Currently, there are nine properties with approximately 1,100 rooms under construction in Tampa, accounting for 2.0% of the city’s existing room supply. One notable addition in 2023 is the 172-room AC Hotel by Marriott St. Petersburg, which opened in February. Tampa welcomed its second new luxury property in less than a year with the opening of the 194-room JW Marriott Tampa Clearwater Beach in May 2023. The potential for robust growth in room inventory in the coming years exists, with over 1,300 rooms in the final planning stages set for opening by 2025.

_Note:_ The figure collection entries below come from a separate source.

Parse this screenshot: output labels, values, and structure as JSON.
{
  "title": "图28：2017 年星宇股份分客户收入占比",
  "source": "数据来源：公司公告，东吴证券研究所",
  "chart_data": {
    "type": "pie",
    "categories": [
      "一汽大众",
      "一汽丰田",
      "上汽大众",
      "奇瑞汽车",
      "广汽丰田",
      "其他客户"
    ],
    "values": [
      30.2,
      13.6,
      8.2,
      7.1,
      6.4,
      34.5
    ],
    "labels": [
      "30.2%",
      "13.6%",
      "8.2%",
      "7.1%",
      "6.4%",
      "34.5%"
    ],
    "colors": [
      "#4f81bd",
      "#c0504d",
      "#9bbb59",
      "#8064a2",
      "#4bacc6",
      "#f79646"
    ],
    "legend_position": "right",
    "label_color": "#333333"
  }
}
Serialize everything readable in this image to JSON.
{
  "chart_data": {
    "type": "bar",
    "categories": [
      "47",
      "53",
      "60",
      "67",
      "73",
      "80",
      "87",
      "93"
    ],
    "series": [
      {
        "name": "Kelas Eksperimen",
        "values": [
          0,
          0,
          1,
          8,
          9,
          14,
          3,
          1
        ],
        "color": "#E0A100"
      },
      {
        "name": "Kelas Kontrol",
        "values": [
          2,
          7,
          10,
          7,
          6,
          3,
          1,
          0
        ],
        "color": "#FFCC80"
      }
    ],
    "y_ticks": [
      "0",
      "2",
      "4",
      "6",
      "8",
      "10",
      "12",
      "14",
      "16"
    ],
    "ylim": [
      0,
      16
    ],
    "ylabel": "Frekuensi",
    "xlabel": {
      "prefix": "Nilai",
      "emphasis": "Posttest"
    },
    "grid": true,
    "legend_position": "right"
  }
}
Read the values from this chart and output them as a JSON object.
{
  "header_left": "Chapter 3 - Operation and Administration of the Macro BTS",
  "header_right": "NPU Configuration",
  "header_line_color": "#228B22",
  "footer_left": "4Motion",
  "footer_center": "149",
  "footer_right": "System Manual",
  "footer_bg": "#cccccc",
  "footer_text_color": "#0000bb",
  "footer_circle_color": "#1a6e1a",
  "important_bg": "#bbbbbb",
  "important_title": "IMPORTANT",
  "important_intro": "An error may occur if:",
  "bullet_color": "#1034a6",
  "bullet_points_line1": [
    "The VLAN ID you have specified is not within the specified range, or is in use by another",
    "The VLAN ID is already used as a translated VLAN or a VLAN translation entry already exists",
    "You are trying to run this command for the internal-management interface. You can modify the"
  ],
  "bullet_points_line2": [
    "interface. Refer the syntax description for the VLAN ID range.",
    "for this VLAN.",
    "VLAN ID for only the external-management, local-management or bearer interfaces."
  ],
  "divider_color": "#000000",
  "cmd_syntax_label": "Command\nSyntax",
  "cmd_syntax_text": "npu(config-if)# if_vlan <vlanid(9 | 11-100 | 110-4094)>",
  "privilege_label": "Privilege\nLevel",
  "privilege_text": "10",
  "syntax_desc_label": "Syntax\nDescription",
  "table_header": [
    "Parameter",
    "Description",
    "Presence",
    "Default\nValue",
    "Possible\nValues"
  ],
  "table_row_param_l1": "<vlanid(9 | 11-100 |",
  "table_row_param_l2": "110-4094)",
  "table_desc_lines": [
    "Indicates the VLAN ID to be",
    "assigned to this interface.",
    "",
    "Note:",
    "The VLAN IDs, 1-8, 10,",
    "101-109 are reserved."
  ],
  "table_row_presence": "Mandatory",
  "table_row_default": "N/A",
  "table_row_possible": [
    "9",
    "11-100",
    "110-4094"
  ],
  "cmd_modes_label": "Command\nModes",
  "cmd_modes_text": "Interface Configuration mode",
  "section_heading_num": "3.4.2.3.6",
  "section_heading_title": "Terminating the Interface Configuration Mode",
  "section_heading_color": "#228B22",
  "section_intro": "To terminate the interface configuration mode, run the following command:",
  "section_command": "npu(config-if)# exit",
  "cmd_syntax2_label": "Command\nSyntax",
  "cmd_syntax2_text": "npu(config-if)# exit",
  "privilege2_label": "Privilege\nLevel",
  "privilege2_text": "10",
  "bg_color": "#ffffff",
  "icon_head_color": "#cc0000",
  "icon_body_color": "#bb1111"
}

Thirty-three hotels traded during H1 2023, and sales volume totaled $494 million, representing a decrease of more than 30% compared to over $740 million during the same period the previous year. Despite the decrease in transactions and sales volume from 2022 levels, the average price per key in hotel sales during H1 2023 was approximately $218,000, compared to around $183,000 per key in H1 2022. A notable sale in the first half of the year was the Doubletree by Hilton Rocky Point Waterfront, which traded for $75.9 million ($261,000 per key) in January.


Upscale property trades have contributed to an increase in the average price per room in Tampa to a high of $247K per room.